I quattro, difesi dagli avvocati Giuseppe Barba, Maria Antonia Gennaro e Filippo Gallina, erano stati fermati dai carabinieri del Ros e del Comando Provinciale di Agrigento lo scorso 2 febbraio insieme ad altre 19 persone accusate, a vario titolo, di associazione per delinquere di tipo mafioso (cosa nostra e stidda), concorso esterno in associazione mafiosa, favoreggiamento personale, tentata estorsione ed altri reati aggravati poiché commessi al fine di agevolare l’attività dell’associazione di tipo mafioso. I fermi – però – non erano stati convalidati dai giudici del Tribunale di Agrigento, Alessandra Vella e Stefano Zammuto, che li avevano rimessi in libertà non disponendo nei loro confronti alcuna misura cautelare. Per tale motivo la Procura Antimafia aveva avanzato ricorso al Tribunale della Libertà chiedendone invece l’arresto. Oggi arriva la decisione che conferma quanto già stabilità dai magistrati di Agrigento. 

Le indagini 

Le indagini, avviate nel 2018, si sono sviluppate nella parte centro orientale della provincia di Agrigento ove risulta attivo il mandamento mafioso di Canicattì che costituisce tuttora l’epicentro del potere mafioso dell’ergastolano campobellese Giuseppe Falsone, pure destinatario del provvedimento precautelare in esame in quanto risultato a capo della provincia mafiosa di Agrigento.

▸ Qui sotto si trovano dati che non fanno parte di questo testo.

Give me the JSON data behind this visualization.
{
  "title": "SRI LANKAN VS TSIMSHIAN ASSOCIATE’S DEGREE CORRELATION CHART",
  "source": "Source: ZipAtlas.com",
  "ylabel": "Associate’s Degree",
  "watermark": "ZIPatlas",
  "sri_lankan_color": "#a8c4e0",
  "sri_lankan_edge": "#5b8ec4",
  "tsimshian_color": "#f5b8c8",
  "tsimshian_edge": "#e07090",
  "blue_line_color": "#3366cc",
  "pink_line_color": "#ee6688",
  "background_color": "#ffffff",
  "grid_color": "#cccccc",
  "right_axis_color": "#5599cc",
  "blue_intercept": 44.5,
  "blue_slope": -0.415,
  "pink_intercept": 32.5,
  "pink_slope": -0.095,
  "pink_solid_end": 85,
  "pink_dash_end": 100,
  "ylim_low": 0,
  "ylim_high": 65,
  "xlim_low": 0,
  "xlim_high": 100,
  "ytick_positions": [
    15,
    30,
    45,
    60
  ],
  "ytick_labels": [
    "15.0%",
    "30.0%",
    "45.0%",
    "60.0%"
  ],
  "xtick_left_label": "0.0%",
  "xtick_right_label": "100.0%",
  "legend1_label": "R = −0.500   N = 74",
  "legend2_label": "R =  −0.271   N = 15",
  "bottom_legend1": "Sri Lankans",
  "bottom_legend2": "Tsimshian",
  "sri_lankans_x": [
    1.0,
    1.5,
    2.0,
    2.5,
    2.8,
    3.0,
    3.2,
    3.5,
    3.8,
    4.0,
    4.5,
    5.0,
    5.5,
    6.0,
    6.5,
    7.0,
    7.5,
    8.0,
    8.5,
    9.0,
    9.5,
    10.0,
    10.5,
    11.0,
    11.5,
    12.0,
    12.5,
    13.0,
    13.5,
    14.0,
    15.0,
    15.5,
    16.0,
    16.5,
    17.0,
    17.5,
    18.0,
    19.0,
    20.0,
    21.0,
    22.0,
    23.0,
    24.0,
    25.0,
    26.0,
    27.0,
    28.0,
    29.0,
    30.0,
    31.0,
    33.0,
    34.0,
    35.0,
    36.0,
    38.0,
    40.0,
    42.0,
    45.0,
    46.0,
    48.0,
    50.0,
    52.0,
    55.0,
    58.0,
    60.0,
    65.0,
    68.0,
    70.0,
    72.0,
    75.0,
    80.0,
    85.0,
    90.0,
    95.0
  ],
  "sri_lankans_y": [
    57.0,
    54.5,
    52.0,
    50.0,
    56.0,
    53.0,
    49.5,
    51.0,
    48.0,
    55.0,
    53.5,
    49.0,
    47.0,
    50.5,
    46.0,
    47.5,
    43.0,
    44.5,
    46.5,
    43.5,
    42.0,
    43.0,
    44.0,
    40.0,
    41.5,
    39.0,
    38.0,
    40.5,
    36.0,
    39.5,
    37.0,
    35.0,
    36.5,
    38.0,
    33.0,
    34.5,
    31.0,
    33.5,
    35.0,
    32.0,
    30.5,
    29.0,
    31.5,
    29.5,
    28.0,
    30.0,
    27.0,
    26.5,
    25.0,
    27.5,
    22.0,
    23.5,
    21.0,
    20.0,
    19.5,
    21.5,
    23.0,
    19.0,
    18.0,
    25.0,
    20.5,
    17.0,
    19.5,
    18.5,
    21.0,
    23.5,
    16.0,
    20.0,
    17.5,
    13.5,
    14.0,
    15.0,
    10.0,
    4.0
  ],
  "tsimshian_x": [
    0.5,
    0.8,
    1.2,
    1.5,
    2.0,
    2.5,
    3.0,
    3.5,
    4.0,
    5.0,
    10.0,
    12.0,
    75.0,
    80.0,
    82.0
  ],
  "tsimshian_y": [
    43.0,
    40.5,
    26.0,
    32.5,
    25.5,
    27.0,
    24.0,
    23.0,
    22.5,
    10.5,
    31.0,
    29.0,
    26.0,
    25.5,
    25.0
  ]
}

Le attività investigative, nel fare luce sugli assetti di cosa nostra agrigentina ed in particolare del suddetto mandamento, hanno consentito di documentare, l’attuale operatività delle sue articolazioni territoriali, rappresentate dalle famiglie di Canicattì, Campobello di Licata, Ravanusa e Licata, nonché individuarne gli esponenti di maggior rilievo. Sono emersi, tra gli altri, Calogero Di Caro, capo del mandamento, Giancarlo Buggea, rappresentante del citato Falsone e organizzatore del mandamento, nonchèLuigi Boncori, capo della famiglia di Ravanusa.In tale cornice, nell’ambito delle dinamiche associative delle articolazioni mafiose oggetto di indagine, ruolo di rilievo avrebbe ricoperto Angela Porcello, compagna di Giancarlo Buggea, che, in qualità di difensore di numerosi affiliati del Mandamento, tra cui lo stesso Falsone, sfruttando le garanzie del mandato difensivo, ha messo a disposizione degli stessi il proprio studio legale per l’esecuzione di summit mafiosi, ritenendolo luogo non soggetto ad investigazioni.